Tuesday, June 22, 2010

Case Study in Large Theory Conferences: ICALP

Luca Aceto had posted a comment on my last post about STOC, describing his experiences running ICALP as a large theory conference. I thought it was fascinating, and requested that he repost a longer version on his blog. That post is here, and I strongly encourage anyone who's been involved in this discussion to go and read it... now....

I wanted to highlight a few snippets from it that I feel reinforce a number of points that I've been arguing.
ICALP is a three-track conference, and has been so since 2005, though typically only two tracks are running in parallel at each point in time. At ICALP 2008, in addition we had 12 satellite events, including the DYNAMO training school for doctoral students
Note that ICALP had an attendance range of about 500 - where we'd like STOC to be. It fits in with the pattern I was describing: more satellite events appears to correlate with larger attendance. 

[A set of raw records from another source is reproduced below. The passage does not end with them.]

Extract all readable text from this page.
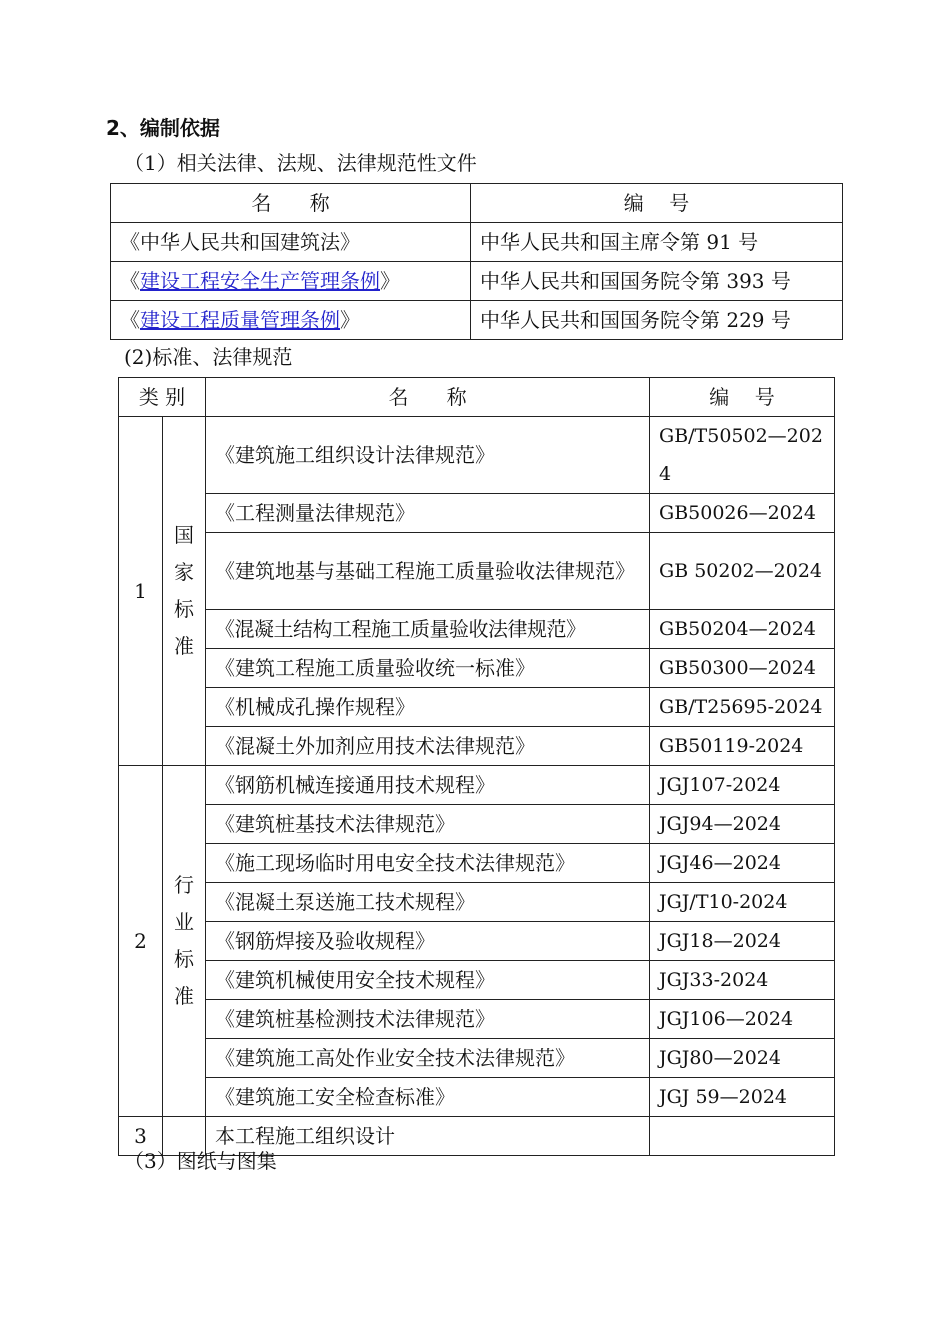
2、编制依据
（1）相关法律、法规、法律规范性文件
名      称	编    号
《中华人民共和国建筑法》	中华人民共和国主席令第 91 号
《建设工程安全生产管理条例》	中华人民共和国国务院令第 393 号
《建设工程质量管理条例》	中华人民共和国国务院令第 229 号
(2)标准、法律规范
类 别		名      称	编    号
1	国
家
标
准	《建筑施工组织设计法律规范》	GB/T50502—2024
		《工程测量法律规范》	GB50026—2024
		《建筑地基与基础工程施工质量验收法律规范》	GB 50202—2024
		《混凝土结构工程施工质量验收法律规范》	GB50204—2024
		《建筑工程施工质量验收统一标准》	GB50300—2024
		《机械成孔操作规程》	GB/T25695-2024
		《混凝土外加剂应用技术法律规范》	GB50119-2024
2	行
业
标
准	《钢筋机械连接通用技术规程》	JGJ107-2024
		《建筑桩基技术法律规范》	JGJ94—2024
		《施工现场临时用电安全技术法律规范》	JGJ46—2024
		《混凝土泵送施工技术规程》	JGJ/T10-2024
		《钢筋焊接及验收规程》	JGJ18—2024
		《建筑机械使用安全技术规程》	JGJ33-2024
		《建筑桩基检测技术法律规范》	JGJ106—2024
		《建筑施工高处作业安全技术法律规范》	JGJ80—2024
		《建筑施工安全检查标准》	JGJ 59—2024
3		本工程施工组织设计	
（3）图纸与图集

As an aside, ICALP had Peter Winkler do a masterclass on math puzzles. Frankly, if we could just hire Peter Winkler and Persi Diaconis to do lectures at every STOC, our numbers would go into the stratosphere ;)
The workshops were held the day before ICALP or during the week-end following it. They were selected by the ICALP organizers amongst a fairly large number of proposals that we received in response to a call for workshops, based on their perceived scientific quality and on their potential interest to the ICALP community.
I've said this before, but I do think that if we go the route of having workshops/tutorials, the best way to do it is how other conferences do it: have a workshops chair solicit proposals, and decide from amongst them. The workshop organizers then take care of the work of getting speakers. It will ease the burden a lot.
I firmly believe that the task of organizing a conference like ICALP should be shared amongst several people. This certainly worked for us and helped us work more cheerfully, and overcome personal problems, mishaps and periods of crisis and panic that arose during the year before the conference took place
Very true. Again, most conferences that have lots of activities have a large organizing group, with proceedings chairs, arrangements chairs, workshop chairs, tutorial chairs, and so on. Apart from the fact that people's CVs get nicely bloated with service activities, more participation at the top level can actually help with overall attendance, as well as alleviating many of Michael's concerns (although technically he was more concerned with colocation, which is an idea I like, but does take more logistical coordination).